Several thousand people surrounded the small aid station set up by a local humanitarian group. Workers had to shut the gates against the tide, admitting just a few people at a time.

"I didn't have enough food before the storm hit. We have hardly eaten at all since the storm," said one frustrated villager, Juddistir Chandar Das, 45, who lost the home he shared with his wife and three children.

In the nearby village of Purba Saralia, relief officials used clubs to fend off a crush of hungry people pleading for rice.

"I've been waiting since dawn.
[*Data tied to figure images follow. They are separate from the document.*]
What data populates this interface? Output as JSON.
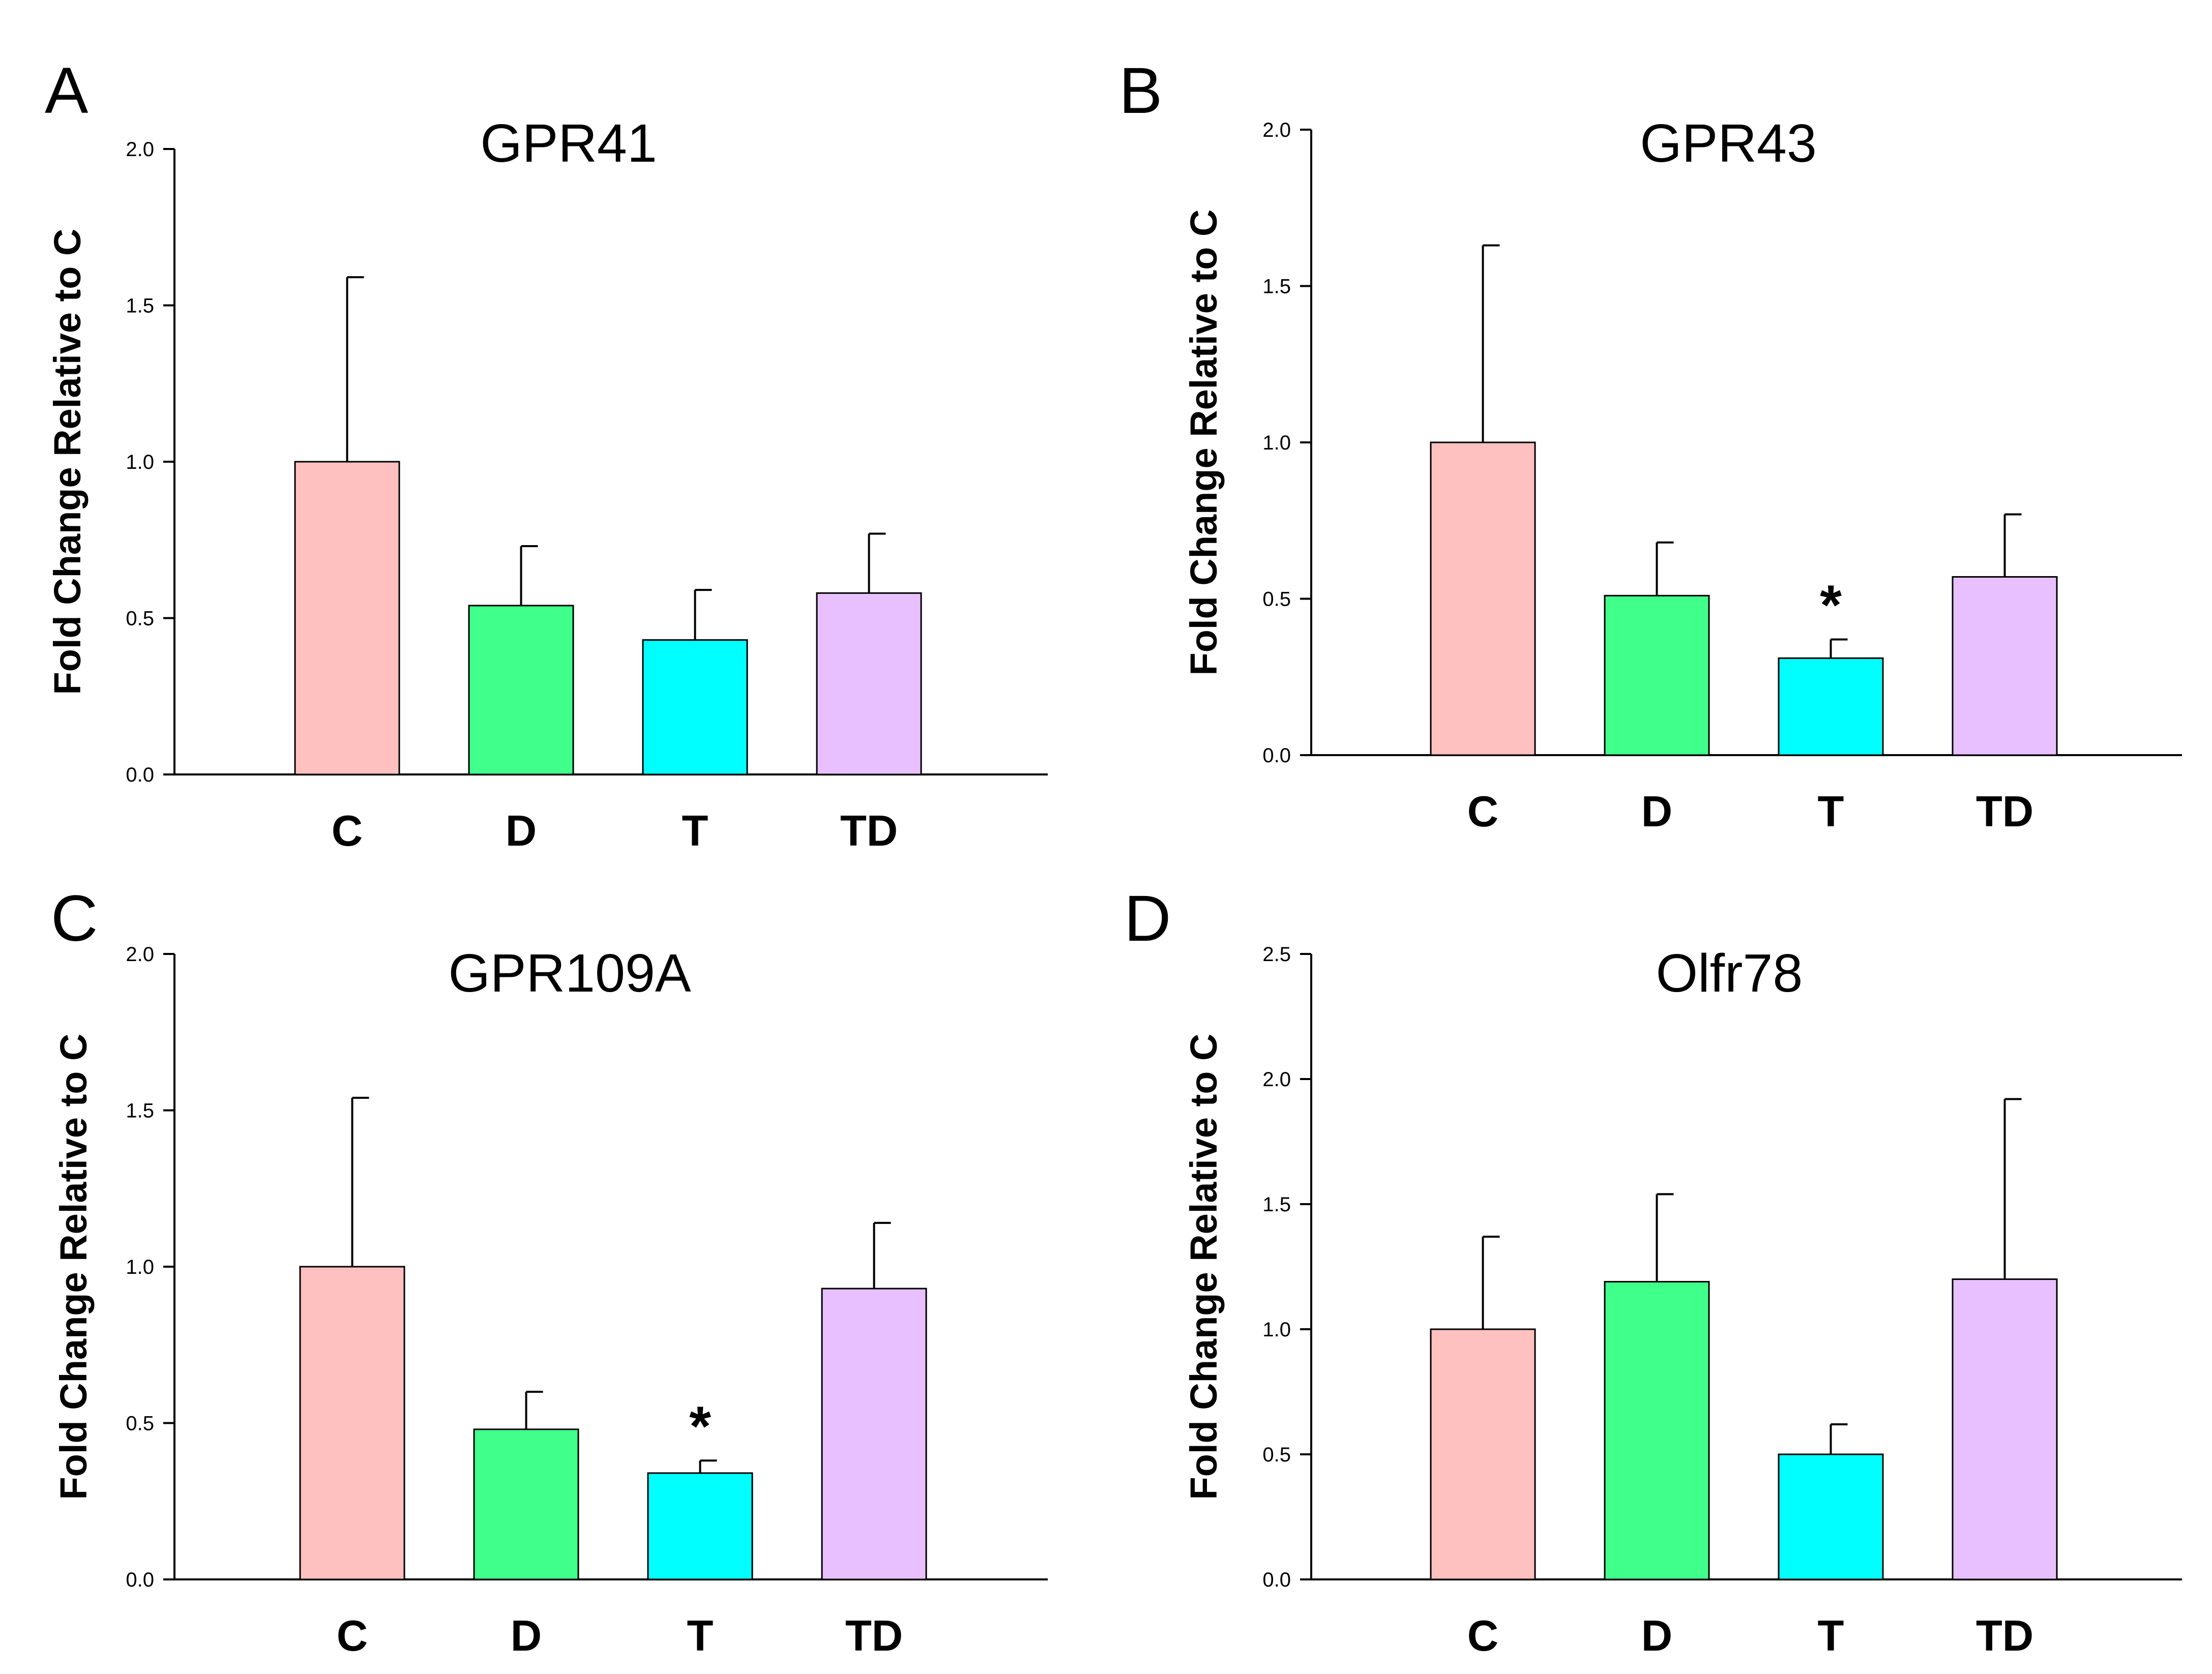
{
  "chart_data": [
    {
      "type": "bar",
      "panel": "A",
      "title": "GPR41",
      "xlabel": "",
      "ylabel": "Fold Change Relative to C",
      "ylim": [
        0,
        2.0
      ],
      "yticks": [
        "0.0",
        "0.5",
        "1.0",
        "1.5",
        "2.0"
      ],
      "categories": [
        "C",
        "D",
        "T",
        "TD"
      ],
      "values": [
        1.0,
        0.54,
        0.43,
        0.58
      ],
      "errors": [
        0.59,
        0.19,
        0.16,
        0.19
      ],
      "colors": [
        "#ffc0c0",
        "#40ff8a",
        "#00ffff",
        "#e8c0ff"
      ],
      "annotations": [
        "",
        "",
        "",
        ""
      ]
    },
    {
      "type": "bar",
      "panel": "B",
      "title": "GPR43",
      "xlabel": "",
      "ylabel": "Fold Change Relative to C",
      "ylim": [
        0,
        2.0
      ],
      "yticks": [
        "0.0",
        "0.5",
        "1.0",
        "1.5",
        "2.0"
      ],
      "categories": [
        "C",
        "D",
        "T",
        "TD"
      ],
      "values": [
        1.0,
        0.51,
        0.31,
        0.57
      ],
      "errors": [
        0.63,
        0.17,
        0.06,
        0.2
      ],
      "colors": [
        "#ffc0c0",
        "#40ff8a",
        "#00ffff",
        "#e8c0ff"
      ],
      "annotations": [
        "",
        "",
        "*",
        ""
      ]
    },
    {
      "type": "bar",
      "panel": "C",
      "title": "GPR109A",
      "xlabel": "",
      "ylabel": "Fold Change Relative to C",
      "ylim": [
        0,
        2.0
      ],
      "yticks": [
        "0.0",
        "0.5",
        "1.0",
        "1.5",
        "2.0"
      ],
      "categories": [
        "C",
        "D",
        "T",
        "TD"
      ],
      "values": [
        1.0,
        0.48,
        0.34,
        0.93
      ],
      "errors": [
        0.54,
        0.12,
        0.04,
        0.21
      ],
      "colors": [
        "#ffc0c0",
        "#40ff8a",
        "#00ffff",
        "#e8c0ff"
      ],
      "annotations": [
        "",
        "",
        "*",
        ""
      ]
    },
    {
      "type": "bar",
      "panel": "D",
      "title": "Olfr78",
      "xlabel": "",
      "ylabel": "Fold Change Relative to C",
      "ylim": [
        0,
        2.5
      ],
      "yticks": [
        "0.0",
        "0.5",
        "1.0",
        "1.5",
        "2.0",
        "2.5"
      ],
      "categories": [
        "C",
        "D",
        "T",
        "TD"
      ],
      "values": [
        1.0,
        1.19,
        0.5,
        1.2
      ],
      "errors": [
        0.37,
        0.35,
        0.12,
        0.72
      ],
      "colors": [
        "#ffc0c0",
        "#40ff8a",
        "#00ffff",
        "#e8c0ff"
      ],
      "annotations": [
        "",
        "",
        "",
        ""
      ]
    }
  ]
}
I have nothing to eat and my children are hungry," said Kabir Howlader, 25, one of thousands who gathered at a fire station that had been converted into a relief center.

Officials at the center said the government had provided only enough rice to feed 1,200 registered residents, but there were far more than that outside the gates.

Abdul Bashar, 62, was not on the government list and would likely not get any rice. "I have nothing to eat; I will have to beg to Allah," he said.

With most wells of safe drinking water ruined by the cyclone, the need for clean drinking water was becoming critical to ward off deadly waterborne diseases.

"We are concerned about diarrhea," said Renata Dessallien, the top U.N. official in Bangladesh. "There is no question this will be a problem."

Health workers were distributing water purification tablets to people as they handed out bottled water, said Mohammad Abdul Baset, a government health official in the town of Barisal.